A U.S. attorney's office in Brooklyn has subpoenaed the New York property development business owned by Jared Kushner's family, according to The Wall Street Journal.

The firm, Kushner Companies, was subpoenaed in May over an investment-for-immigration program, according to the report, at at least one development in Jersey City, New Jersey. The development, it said, was partially financed by a federal visa program known as EB-5.

The program allows entrepreneurs, their spouses and children under 21 to apply for a green card. Congress created the program in 1990 to "stimulate the U.S. economy through job creation and capital investment by foreign investors." Lawmakers then created the Immigrant Investor Program in 1992, according to U.S. Citizenship and Immigration Services. It says that it sets aside EB-5 visas for people who invest in commercial enterprises associated with regional centers approved by the government agency.

As part of the subpoena, New York prosecutors requested documents and emails, the report said, but it isn't clear what potential violations are being investigated.

"Kushner Companies utilized the program, fully complied with its rules and regulations and did nothing improper.
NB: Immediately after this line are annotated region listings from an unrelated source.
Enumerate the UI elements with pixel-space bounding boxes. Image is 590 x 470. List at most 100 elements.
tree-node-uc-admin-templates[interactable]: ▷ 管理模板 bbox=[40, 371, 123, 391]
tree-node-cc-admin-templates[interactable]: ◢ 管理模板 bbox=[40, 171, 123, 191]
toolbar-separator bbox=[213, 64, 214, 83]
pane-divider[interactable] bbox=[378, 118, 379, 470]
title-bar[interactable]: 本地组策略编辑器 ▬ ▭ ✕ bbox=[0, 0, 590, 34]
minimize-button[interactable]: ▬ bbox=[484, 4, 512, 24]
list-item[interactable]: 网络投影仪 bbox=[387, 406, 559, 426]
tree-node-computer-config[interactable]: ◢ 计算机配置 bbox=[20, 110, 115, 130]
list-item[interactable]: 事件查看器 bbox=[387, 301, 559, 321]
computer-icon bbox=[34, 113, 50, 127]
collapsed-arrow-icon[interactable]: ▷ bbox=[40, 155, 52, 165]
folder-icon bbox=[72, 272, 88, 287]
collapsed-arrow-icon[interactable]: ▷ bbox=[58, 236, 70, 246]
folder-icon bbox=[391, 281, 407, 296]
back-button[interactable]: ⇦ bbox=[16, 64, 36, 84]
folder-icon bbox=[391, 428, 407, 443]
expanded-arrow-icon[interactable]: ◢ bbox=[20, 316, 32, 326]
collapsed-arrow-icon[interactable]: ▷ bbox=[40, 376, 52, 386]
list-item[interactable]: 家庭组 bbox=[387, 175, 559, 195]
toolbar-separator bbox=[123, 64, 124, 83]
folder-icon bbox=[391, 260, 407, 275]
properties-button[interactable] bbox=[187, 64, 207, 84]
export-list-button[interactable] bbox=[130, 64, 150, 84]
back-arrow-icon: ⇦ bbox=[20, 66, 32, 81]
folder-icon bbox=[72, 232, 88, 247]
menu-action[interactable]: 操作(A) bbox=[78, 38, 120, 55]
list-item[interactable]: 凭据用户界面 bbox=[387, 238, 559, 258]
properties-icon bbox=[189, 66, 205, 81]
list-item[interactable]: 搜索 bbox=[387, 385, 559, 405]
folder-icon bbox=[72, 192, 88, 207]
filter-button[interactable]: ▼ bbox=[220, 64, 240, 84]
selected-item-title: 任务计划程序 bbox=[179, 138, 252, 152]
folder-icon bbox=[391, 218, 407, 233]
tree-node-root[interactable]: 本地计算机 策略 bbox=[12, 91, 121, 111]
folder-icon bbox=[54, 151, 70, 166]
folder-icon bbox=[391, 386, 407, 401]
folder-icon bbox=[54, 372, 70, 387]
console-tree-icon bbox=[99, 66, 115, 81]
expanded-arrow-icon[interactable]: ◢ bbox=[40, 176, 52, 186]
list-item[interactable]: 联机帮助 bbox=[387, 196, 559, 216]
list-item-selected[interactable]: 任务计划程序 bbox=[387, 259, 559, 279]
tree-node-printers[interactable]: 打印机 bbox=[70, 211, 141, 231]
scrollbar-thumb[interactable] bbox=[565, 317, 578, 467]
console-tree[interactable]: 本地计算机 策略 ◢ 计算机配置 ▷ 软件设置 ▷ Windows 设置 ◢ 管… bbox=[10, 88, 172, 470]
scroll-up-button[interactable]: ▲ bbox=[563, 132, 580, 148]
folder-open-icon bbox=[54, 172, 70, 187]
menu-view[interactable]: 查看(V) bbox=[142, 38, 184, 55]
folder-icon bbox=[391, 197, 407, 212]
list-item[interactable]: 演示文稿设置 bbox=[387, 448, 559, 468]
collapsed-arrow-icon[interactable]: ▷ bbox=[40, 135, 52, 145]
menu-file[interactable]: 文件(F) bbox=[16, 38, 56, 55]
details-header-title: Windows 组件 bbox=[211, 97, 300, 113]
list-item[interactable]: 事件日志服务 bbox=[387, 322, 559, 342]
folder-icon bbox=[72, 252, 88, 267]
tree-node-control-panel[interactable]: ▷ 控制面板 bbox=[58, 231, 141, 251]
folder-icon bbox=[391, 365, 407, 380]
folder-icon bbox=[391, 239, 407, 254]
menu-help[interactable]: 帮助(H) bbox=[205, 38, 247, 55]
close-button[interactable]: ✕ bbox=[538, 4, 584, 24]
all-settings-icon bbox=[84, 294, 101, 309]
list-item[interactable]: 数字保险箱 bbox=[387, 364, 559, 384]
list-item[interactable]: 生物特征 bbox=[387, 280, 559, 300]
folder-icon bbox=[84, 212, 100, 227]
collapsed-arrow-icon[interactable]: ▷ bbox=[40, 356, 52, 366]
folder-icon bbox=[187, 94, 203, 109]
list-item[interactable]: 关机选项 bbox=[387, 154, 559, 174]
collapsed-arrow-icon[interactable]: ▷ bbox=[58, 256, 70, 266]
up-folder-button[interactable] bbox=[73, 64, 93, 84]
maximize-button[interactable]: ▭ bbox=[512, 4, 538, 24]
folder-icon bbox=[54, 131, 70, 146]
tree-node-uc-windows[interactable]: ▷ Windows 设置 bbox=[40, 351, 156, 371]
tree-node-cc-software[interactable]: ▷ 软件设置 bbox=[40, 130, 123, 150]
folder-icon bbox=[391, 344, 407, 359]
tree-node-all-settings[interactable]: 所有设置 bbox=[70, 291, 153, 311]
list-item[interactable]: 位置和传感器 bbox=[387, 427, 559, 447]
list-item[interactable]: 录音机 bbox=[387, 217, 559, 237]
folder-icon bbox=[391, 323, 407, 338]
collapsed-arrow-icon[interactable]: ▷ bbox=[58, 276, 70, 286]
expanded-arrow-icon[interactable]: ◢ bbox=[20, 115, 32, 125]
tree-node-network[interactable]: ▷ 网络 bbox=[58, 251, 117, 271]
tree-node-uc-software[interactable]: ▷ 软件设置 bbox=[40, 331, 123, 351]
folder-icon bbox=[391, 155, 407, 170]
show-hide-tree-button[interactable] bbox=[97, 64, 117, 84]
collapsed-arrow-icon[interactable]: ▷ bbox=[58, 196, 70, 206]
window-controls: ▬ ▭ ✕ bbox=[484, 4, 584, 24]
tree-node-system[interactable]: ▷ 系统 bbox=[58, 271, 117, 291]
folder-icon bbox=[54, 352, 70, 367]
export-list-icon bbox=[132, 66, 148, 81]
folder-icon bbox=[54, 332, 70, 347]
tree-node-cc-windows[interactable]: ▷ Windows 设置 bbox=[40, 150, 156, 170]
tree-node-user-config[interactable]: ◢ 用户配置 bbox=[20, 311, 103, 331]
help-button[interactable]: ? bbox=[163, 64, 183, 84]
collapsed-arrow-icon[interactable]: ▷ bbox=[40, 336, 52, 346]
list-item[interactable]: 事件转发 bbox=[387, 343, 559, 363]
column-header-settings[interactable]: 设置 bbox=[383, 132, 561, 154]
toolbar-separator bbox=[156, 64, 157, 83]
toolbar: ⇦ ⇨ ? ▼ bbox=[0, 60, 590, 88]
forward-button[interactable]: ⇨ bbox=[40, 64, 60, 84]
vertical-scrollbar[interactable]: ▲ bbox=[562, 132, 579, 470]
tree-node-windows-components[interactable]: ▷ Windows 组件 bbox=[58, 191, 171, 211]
We are cooperating with legal requests for information," the company's general counsel, Emily Wolf, told the newspaper.

The report says that the family company also used the EB-5 program for another Jersey City property as well, but it's unclear if the subpoena also applies to that one.

Kushner's personal attorney said in a statement Wednesday that he had recused himself from "matters concerning the EB-5 programs," the report said.